When he graduated in 1937, his father urged him to apply to the University of the
South in Sewanee. "Dad had a great respect for Sewanee" and particularly
for Roy Benton Davis, Sewanee's professor of chemistry; and his urging prevailed.
Robinson matriculated in 1937, a member of the class of 1941, and attended for two years.
The University of the South, "Sewanee" to all who know it, was founded
shortly before the Civil War by the Episcopal dioceses of the southeastern United States.
It occupies a large, wooded domain -- the second largest campus in the United States --
on the rim of the Cumberland Plateau in southeastern Tennessee, roughly halfway between
Chattanooga and Nashville. While the college is known as "Sewanee," the domain
-- and, by extension, the college -- is usually referred to simply as
"The Mountain."
From the beginning, Sewanee modeled itself on Oxford University, and it has,
over the years, produced a disproportionate number of Rhodes Scholars. Even today,
professors teach in academic gowns, and the Order of Gownsmen, admission to which
is by academic achievement, provides the school's student government.
Sewanee is a place of great physical and architectural beauty, a distinguished
academic and intellectual tradition (the Sewanee Review is the oldest
continuously published literary review in the United States), and a pervading
sense of both place and history.
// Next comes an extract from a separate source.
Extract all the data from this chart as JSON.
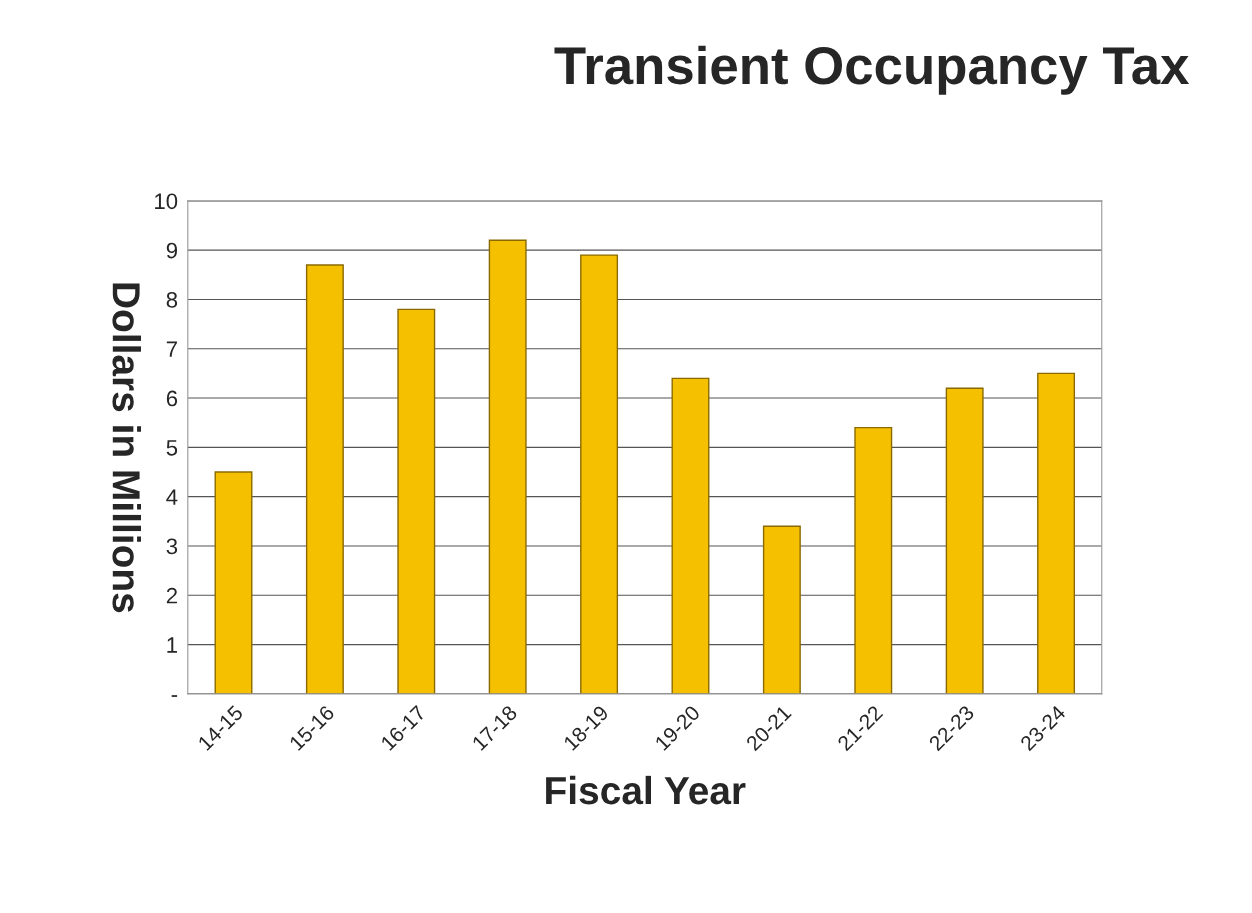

It is a true statement that Sewanee exercises an
unusual attraction over those who -- like Charles Robinson -- have come to know it.
During the summer between his freshman and sophomore years, Robinson studied geology
at the University of Michigan. In 1939, he transferred to the Michigan College of Mining
and Technology (today Michigan Tech) in Houghton, Michigan in order to continue the study
of geology -- Sewanee having no such course in its curriculum at the time. The war
interrupted his studies, and he graduated hastily in 1942, before completing his
work in geology.
After the war, Robinson found himself without marketable career skills, so he
enrolled in the doctoral program in the University of Colorado's Department of Geology.
He completed his course work before joining the USGS in 1948 and finishing his
dissertation in 1956.
Robinson spent seventeen years in the USGS. Since then, he has worked as a
private-sector geologist and engineering geologist throughout the Rocky Mountain West.
Today, he lives in Golden, Colorado; is president of his own company,
Mineral Systems, Inc.; and continues to practice as a consulting geological engineer.
He has published more than forty articles and books.